Damien, un ancien enfant soldat, a été condamné à mort à l’âge de 15 ans à Mbandaka dans une partie du territoire contrôlé par le gouvernement congolais. Il a été jugé en 1999 par la Cour d’ordre militaire, réputé pour son iniquité, qui l’a déclaré coupable de vol à main armée et d’association de malfaiteurs. Damien reconnaît que l’arme qui a servi au vol était la sienne mais qu’elle lui avait été dérobée sans son accord. Il affirme n’avoir joué aucun rôle dans le vol. Il n’a pas pu interjeter appel lorsque la sentence lui a été signifiée. Il s’était enrôlé dans la ville orientale de Beni quand il avait environ 13 ans, après avoir entendu un appel radiodiffusé qui exhortait les enfants à s’engager. Il espérait gagner assez d’argent pour payer ses études. Il a combattu sur le front dans la province de l’Équateur. Il est toujours hanté par les visions de nombre de ses camarades qui y sont morts. En 2001, sa sentence a été commuée en prison à vie dans le cadre d’une amnistie présidentielle. En août 2002, sa sentence a de nouveau été réduite à 5 ans d’emprisonnement. A la date du mois de mars 2003, il accomplissait sa sentence à Kinshasa, la capitale.

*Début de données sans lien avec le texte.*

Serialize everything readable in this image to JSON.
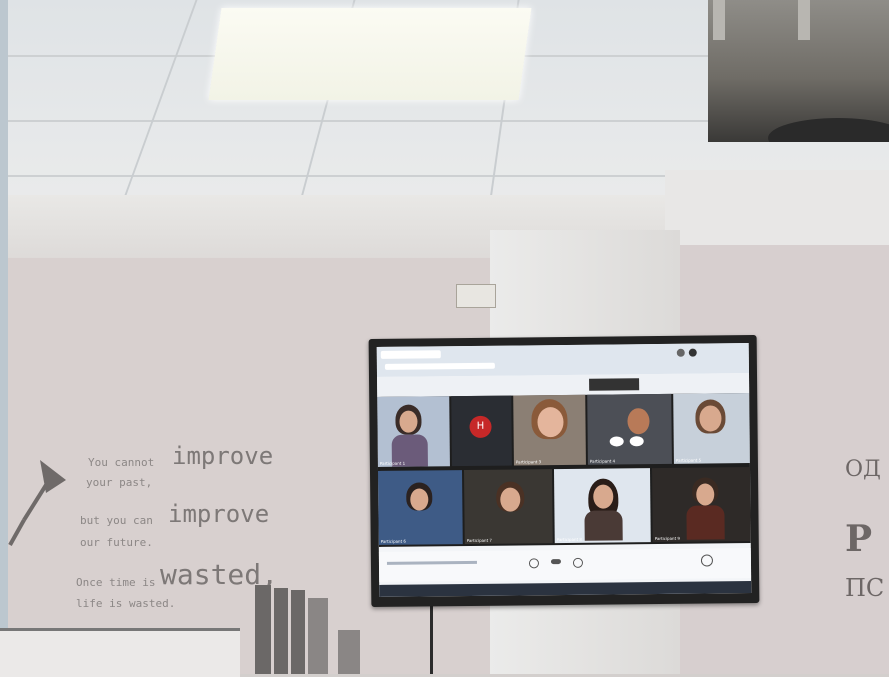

Des enfants soldats ont également été victimes d’exécutions extrajudiciaires. Bahati de Masisi dans le Nord-Kivu a été arrêté à Uvira par le Rcd/Goma, le 25 mai 2003. Il était soupçonné d’avoir tué un soldat la nuit d’avant pour lui dérober son poste de radio. Il n’a pas pu bénéficier d’un procès et a été exécuté en public le jour de son interpellation.
Les enfants qui tombent entre les mains des troupes ennemies courent également de grands risques d’être exécutés extrajudiciairement, ainsi que l’explique Jeanne de l’Afdl: « Nous avons exécuté certains prisonniers de guerre, bien que nous en gardions beaucoup de vivants pour montrer à la communauté internationale que nous étions vraiment agressés. Mais nous n’avons pas gardé tous les prisonniers. C’est vrai, on en a éliminé certains. Vous ne pouvez pas avoir des procédures judiciaires sur la ligne de front parce que vous vous battez pour votre survie. Vous êtes du camp A et vous appelez ceux gens du camp B des rebelles et eux aussi vous appellent rebelles. C’est pour cela que quand vous vous retrouvez face à l’ennemi, tout ce que vous pouvez faire, c’est l’éliminer avant qu’il vous élimine.